How to register stacks with Fiji

This guide shows you how to align your microscopy movies (registration) before importing them into Celldetective.

Prerequisite: You have installed Fiji (ImageJ).

We highly recommend adhering to the Data Organization guidelines to structure your folders.

Overview

Registration corrects for stage drift or shaking during acquisition. A common tool for this is the Linear Stack Alignment with SIFT Multichannel plugin available in Fiji [1].

Step 1: Install the SIFT plugin

1. Open Fiji.

2. Go to Help > Update….

3. Click Manage update sites.

4. Check the PTBIOP update site.

5. Click Close and then Apply changes.

6. Restart Fiji.

For more details on this plugin, see the Image.sc discussion.

Step 2: Register a stack (Manual)

1. Open your stack in Fiji.

2. Go to Plugins > BIOP > Linear Stack Alignment with SIFT Multichannel.

3. Select the transformation mode (usually “Translation” for simple drift).

4. Run the alignment.

5. Save the registered stack as a new TIFF file.

Step 3: Batch registration (Macro)

To facilitate batch processing, we provide an ImageJ macro that can be used to process multiple positions automatically.

1. Copy the code below (or download the alignment macro) into Fiji’s macro editor (Plugins > New > Macro).
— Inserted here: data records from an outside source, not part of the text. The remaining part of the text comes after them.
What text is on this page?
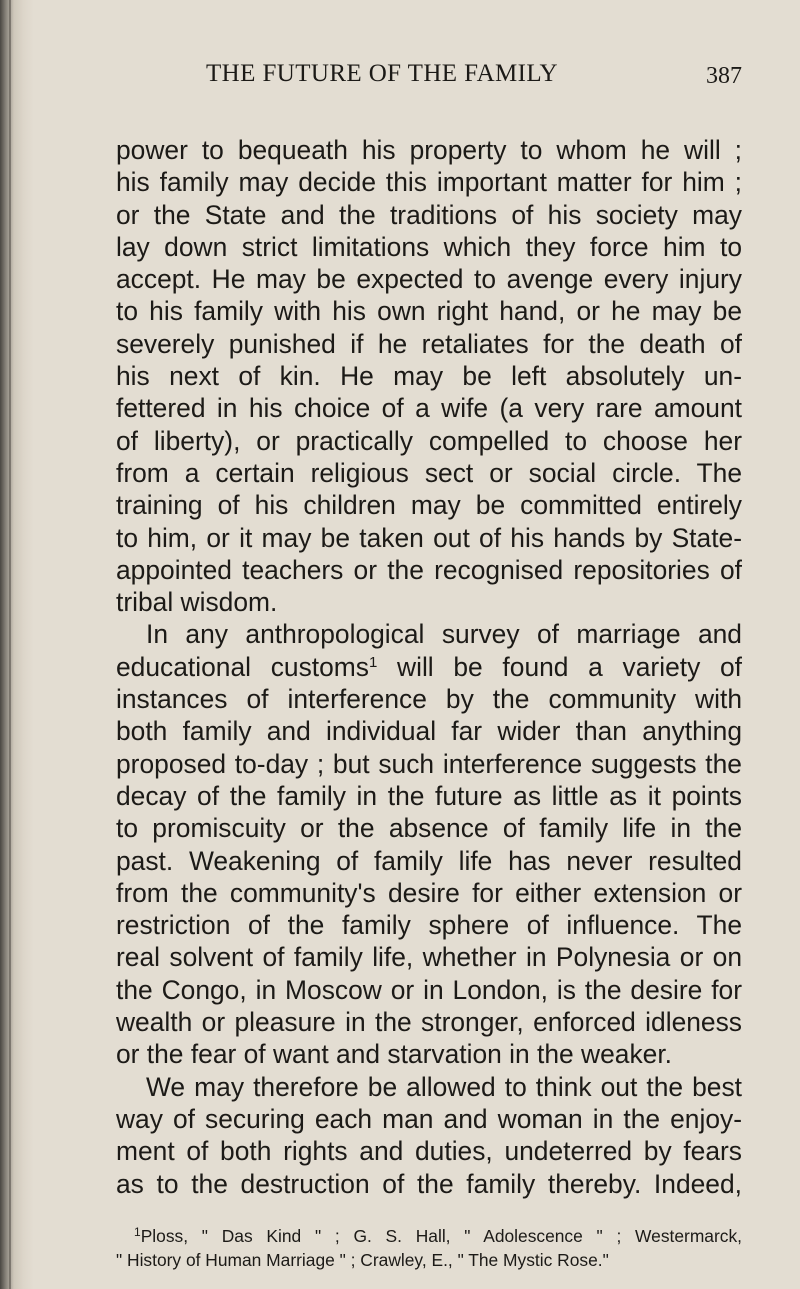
THE FUTURE OF THE FAMILY	387
power to bequeath his property to whom he will ;
his family may decide this important matter for him ;
or the State and the traditions of his society may
lay down strict limitations which they force him to
accept. He may be expected to avenge every injury
to his family with his own right hand, or he may be
severely punished if he retaliates for the death of
his next of kin. He may be left absolutely un-
fettered in his choice of a wife (a very rare amount
of liberty), or practically compelled to choose her
from a certain religious sect or social circle. The
training of his children may be committed entirely
to him, or it may be taken out of his hands by State-
appointed teachers or the recognised repositories of
tribal wisdom.
In any anthropological survey of marriage and
educational customs$^1$ will be found a variety of
instances of interference by the community with
both family and individual far wider than anything
proposed to-day ; but such interference suggests the
decay of the family in the future as little as it points
to promiscuity or the absence of family life in the
past. Weakening of family life has never resulted
from the community's desire for either extension or
restriction of the family sphere of influence. The
real solvent of family life, whether in Polynesia or on
the Congo, in Moscow or in London, is the desire for
wealth or pleasure in the stronger, enforced idleness
or the fear of want and starvation in the weaker.
We may therefore be allowed to think out the best
way of securing each man and woman in the enjoy-
ment of both rights and duties, undeterred by fears
as to the destruction of the family thereby. Indeed,
$^1$Ploss, " Das Kind " ; G. S. Hall, " Adolescence " ; Westermarck,
" History of Human Marriage " ; Crawley, E., " The Mystic Rose."
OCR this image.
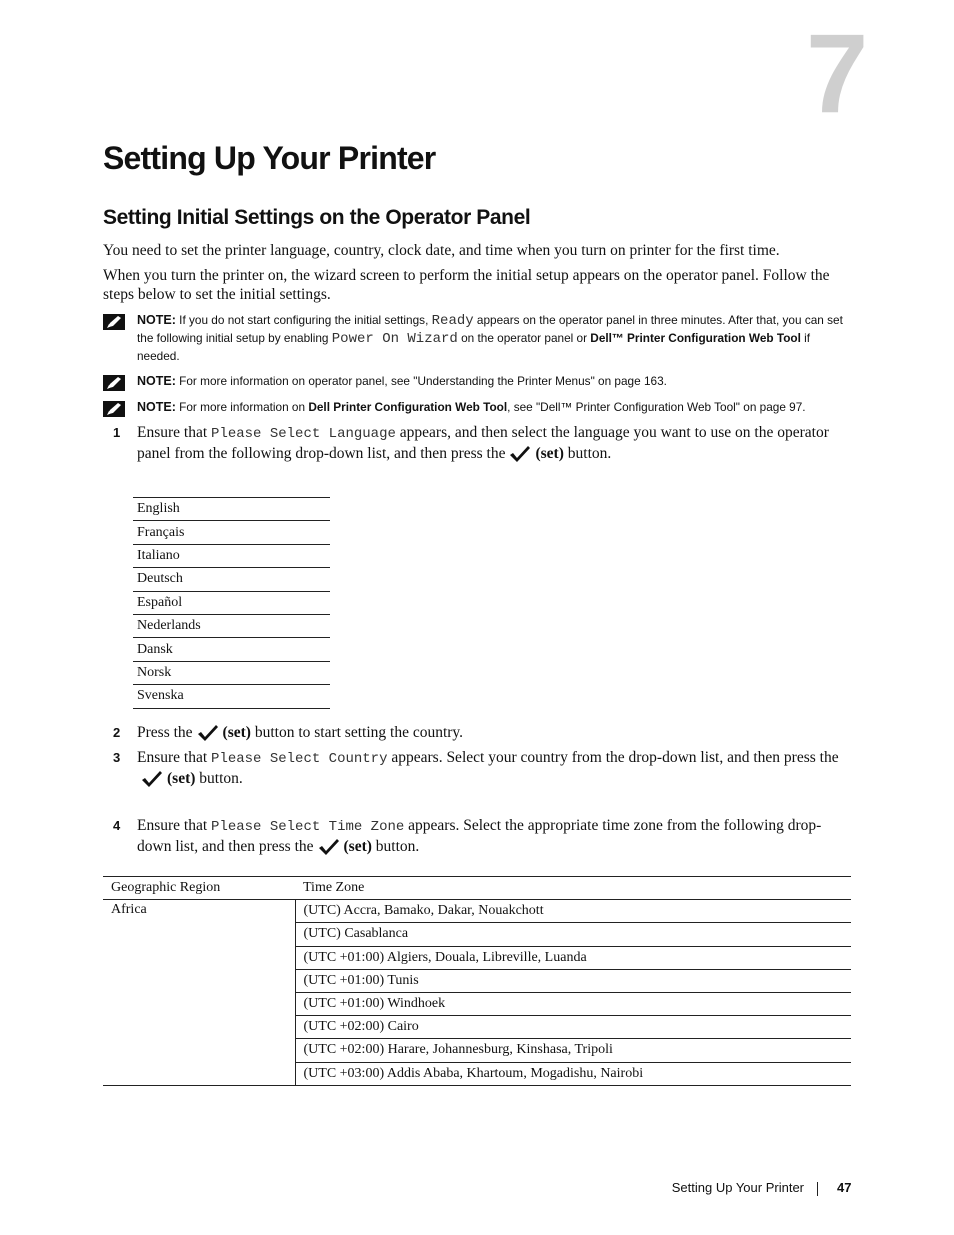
7
Setting Up Your Printer
Setting Initial Settings on the Operator Panel

You need to set the printer language, country, clock date, and time when you turn on printer for the first time.

When you turn the printer on, the wizard screen to perform the initial setup appears on the operator panel. Follow the steps below to set the initial settings.

NOTE: If you do not start configuring the initial settings, Ready appears on the operator panel in three minutes. After that, you can set the following initial setup by enabling Power On Wizard on the operator panel or Dell™ Printer Configuration Web Tool if needed.
NOTE: For more information on operator panel, see "Understanding the Printer Menus" on page 163.
NOTE: For more information on Dell Printer Configuration Web Tool, see "Dell™ Printer Configuration Web Tool" on page 97.
1 Ensure that Please Select Language appears, and then select the language you want to use on the operator panel from the following drop-down list, and then press the (set) button.
English
Français
Italiano
Deutsch
Español
Nederlands
Dansk
Norsk
Svenska
2 Press the (set) button to start setting the country.
3 Ensure that Please Select Country appears. Select your country from the drop-down list, and then press the(set) button.
4 Ensure that Please Select Time Zone appears. Select the appropriate time zone from the following drop-down list, and then press the (set) button.
Geographic Region	Time Zone
Africa	(UTC) Accra, Bamako, Dakar, Nouakchott
	(UTC) Casablanca
	(UTC +01:00) Algiers, Douala, Libreville, Luanda
	(UTC +01:00) Tunis
	(UTC +01:00) Windhoek
	(UTC +02:00) Cairo
	(UTC +02:00) Harare, Johannesburg, Kinshasa, Tripoli
	(UTC +03:00) Addis Ababa, Khartoum, Mogadishu, Nairobi
Setting Up Your Printer	47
2. Update the variables in the code (lines 6-9) to match your data:

   • target_channel: the channel used for registration.

   • prefix: the prefix of the stacks to be aligned (e.g., “After” or “Raw”).

3. Run the macro.

4. When prompted, select the root folder of your Celldetective experiment.

align_stack.ijm

run("Collect Garbage");
experiment = getDirectory("Experiment folder containing movies to align...");
wells = getFileList(experiment);

octave_steps = "7";
target_channel = "4";
target_channel_int = 4;
prefix = "After"

for (i=0;i<wells.length;i++){

    well = wells[i];

    if(endsWith(well, File.separator)){

        positions = getFileList(experiment+well);

        for (j=0;j<positions.length;j++) {

            pos = positions[j];
            movie = getFileList(experiment+well+pos+"movie"+File.separator);

            for (k=0;k<movie.length;k++) {
                if (startsWith(movie[k], prefix)) {

                    // Open stack
                    open(experiment+well+pos+"movie"+File.separator+movie[k]);
                    Stack.setDisplayMode("grayscale");

                    // Here write the preprocessing steps
                    Stack.setChannel(target_channel_int);
                    run("Enhance Contrast", "saturated=0.35");
                    run("Linear Stack Alignment with SIFT MultiChannel", "registration_channel="+target_channel+" initial_gaussian_blur=1.60 steps_per_scale_octave="+octave_steps+" minimum_image_size=64 maximum_image_size=1024 feature_descriptor_size=4 feature_descriptor_orientation_bins=8 closest/next_closest_ratio=0.92 maximal_alignment_error=25 inlier_ratio=0.05 expected_transformation=Rigid interpolate");

                    // Save output
                    saveAs("Tiff", experiment+well+pos+"movie"+File.separator+"Aligned_"+movie[k]);
                    close();
                    close();
                    run("Collect Garbage");
                }
            }
        }

    }
}

print("Done.");

Note

Ensure your registered files are saved in the correct movie/ subfolder of each position if you are following the recommended folder structure.

References

[1]

Schindelin, J., Arganda-Carreras, I., Frise, E. et al. Fiji: an open-source platform for biological-image analysis. Nat Methods 9, 676–682 (2012).